Ikonen von Damals: Grace Jones

«Ich rebelliere immer»

 

In unserer Serie stellen wir Ikonen aus vergangenen Dekaden vor, berichten über gefallene Helden und hoffnungsvolle Skandalsternchen aus längst vergangenen (Gay-)Tagen.

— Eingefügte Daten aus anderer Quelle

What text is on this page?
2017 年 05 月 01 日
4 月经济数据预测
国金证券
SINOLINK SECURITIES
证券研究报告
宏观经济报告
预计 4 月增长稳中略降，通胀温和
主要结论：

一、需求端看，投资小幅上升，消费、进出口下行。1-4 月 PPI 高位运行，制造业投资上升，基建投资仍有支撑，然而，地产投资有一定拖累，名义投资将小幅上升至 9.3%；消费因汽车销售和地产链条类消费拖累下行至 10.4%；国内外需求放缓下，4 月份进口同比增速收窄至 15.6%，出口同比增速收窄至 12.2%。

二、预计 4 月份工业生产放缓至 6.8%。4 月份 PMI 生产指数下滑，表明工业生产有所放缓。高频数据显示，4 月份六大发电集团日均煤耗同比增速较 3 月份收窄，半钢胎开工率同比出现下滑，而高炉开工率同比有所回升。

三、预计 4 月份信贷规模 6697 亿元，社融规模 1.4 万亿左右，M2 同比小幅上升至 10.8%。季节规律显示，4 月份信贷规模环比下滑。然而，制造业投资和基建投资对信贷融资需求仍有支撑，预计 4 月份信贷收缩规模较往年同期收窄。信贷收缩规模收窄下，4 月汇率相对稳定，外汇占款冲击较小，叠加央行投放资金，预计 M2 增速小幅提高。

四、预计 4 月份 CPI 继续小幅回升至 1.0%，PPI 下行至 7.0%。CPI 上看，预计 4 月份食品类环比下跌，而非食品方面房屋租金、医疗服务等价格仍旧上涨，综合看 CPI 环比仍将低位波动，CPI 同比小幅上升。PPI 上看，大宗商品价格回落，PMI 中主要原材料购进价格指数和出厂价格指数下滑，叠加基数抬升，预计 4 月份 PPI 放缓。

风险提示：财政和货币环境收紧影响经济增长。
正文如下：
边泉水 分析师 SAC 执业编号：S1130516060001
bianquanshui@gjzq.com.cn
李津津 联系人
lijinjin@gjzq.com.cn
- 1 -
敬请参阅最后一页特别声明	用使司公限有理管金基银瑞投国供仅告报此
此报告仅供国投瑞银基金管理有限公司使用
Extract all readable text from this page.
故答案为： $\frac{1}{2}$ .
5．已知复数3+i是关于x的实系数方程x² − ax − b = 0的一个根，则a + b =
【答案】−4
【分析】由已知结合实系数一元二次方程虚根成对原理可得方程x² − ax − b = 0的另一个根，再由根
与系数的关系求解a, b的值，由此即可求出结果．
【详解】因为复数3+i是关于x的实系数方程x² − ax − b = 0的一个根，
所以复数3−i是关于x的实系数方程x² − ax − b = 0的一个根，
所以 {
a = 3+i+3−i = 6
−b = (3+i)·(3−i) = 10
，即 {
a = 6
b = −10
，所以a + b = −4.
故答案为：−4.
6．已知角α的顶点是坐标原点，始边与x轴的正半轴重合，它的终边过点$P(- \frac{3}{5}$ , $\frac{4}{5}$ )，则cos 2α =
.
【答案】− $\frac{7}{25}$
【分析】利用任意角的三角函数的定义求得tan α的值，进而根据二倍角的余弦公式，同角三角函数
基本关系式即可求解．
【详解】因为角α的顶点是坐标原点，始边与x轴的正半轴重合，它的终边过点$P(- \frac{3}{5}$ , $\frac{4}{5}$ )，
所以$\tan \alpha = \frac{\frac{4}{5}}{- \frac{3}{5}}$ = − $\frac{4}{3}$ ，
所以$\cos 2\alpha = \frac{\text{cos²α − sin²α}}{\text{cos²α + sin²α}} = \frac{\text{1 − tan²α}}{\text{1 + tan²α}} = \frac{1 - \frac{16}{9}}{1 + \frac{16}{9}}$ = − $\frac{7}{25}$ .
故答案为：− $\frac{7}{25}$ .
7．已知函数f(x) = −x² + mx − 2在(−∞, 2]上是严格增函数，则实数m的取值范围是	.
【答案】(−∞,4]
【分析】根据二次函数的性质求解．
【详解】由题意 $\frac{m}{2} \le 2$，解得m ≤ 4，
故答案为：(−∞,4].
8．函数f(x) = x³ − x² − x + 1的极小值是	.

Dieses Mal: Grace Jones ist eben 70 geworden.

 

Von Christina Horsten & Moel Maphy

 

Sängerin, Schauspielerin, Mode-Ikone: Grace Jones feierte schon mit Andy Warhol, schauspielerte an der Seite von «James Bond» und trug ausgefallene Kleidung lange vor Lady Gaga. Eben ist Jones 70 Jahre alt geworden. Alter? «Mein Gott, dieses Wort benutzte ich nicht. Ich nenne es Weisheit», sagte sie erst kürzlich dem «Guardian». Seit mehreren Jahren arbeite sie bereits an dem neuen Album. «Zwischen dem Buch, den Auftritten und dem Film mussten wir es immer wieder verschieben.» 

 



Jones ist ein Gesamtkunstwerk - und das unumstrittene Original. Die Diva feierte im sagenumwobenen New Yorker Club «Studio 54», wurde mit ihrem extravaganten, androgynen Aussehen und Disco-Liedern zum Star der Gay-Szene.
 

Starallüren mit 70

Ins Laufsteg-Business zieht sie allerdings nichts mehr. «Ich bin so froh, dass ich das heutzutage nicht mache. Ich wäre wahrscheinlich tot. Alle sind so dünn. Mit Grösse 34 ist man doch eine wandelnde Leiche. Überhaupt nicht sexy. Ich war damals Grösse 36 oder 38, aber meine Schultern sind breit, das war schwierig, in die Sachen hineinzupassen. Heutzutage würden mir wahrscheinlich die Laufsteg-Kleider überhaupt nicht mehr passen.»
 

 

Geboren wurde Jones 1948 als Grace Mendoza in dem kleinen Örtchen Spanish Town nahe der jamaikanischen Hauptstadt Kingston. Ihr Vater war Politiker und Priester. Die Eltern zogen bald in den US-Bundesstaat New York, Jones studierte Theater, bekam erste Film- und Fernsehrollen und schliesslich auch einen Plattenvertrag. Songs wie «I Need a Man» oder «Do or Die» wurden zu Disco-Hits. Auch mit ihrem Temperament macht Jones Schlagzeilen. Einen britischen Talkshow-Moderator schlug sie, als er ihr den Rücken zudrehte. «Ich habe mich geändert und bin nicht mehr so ungeduldig, wie ich früher einmal war», sagt sie heute.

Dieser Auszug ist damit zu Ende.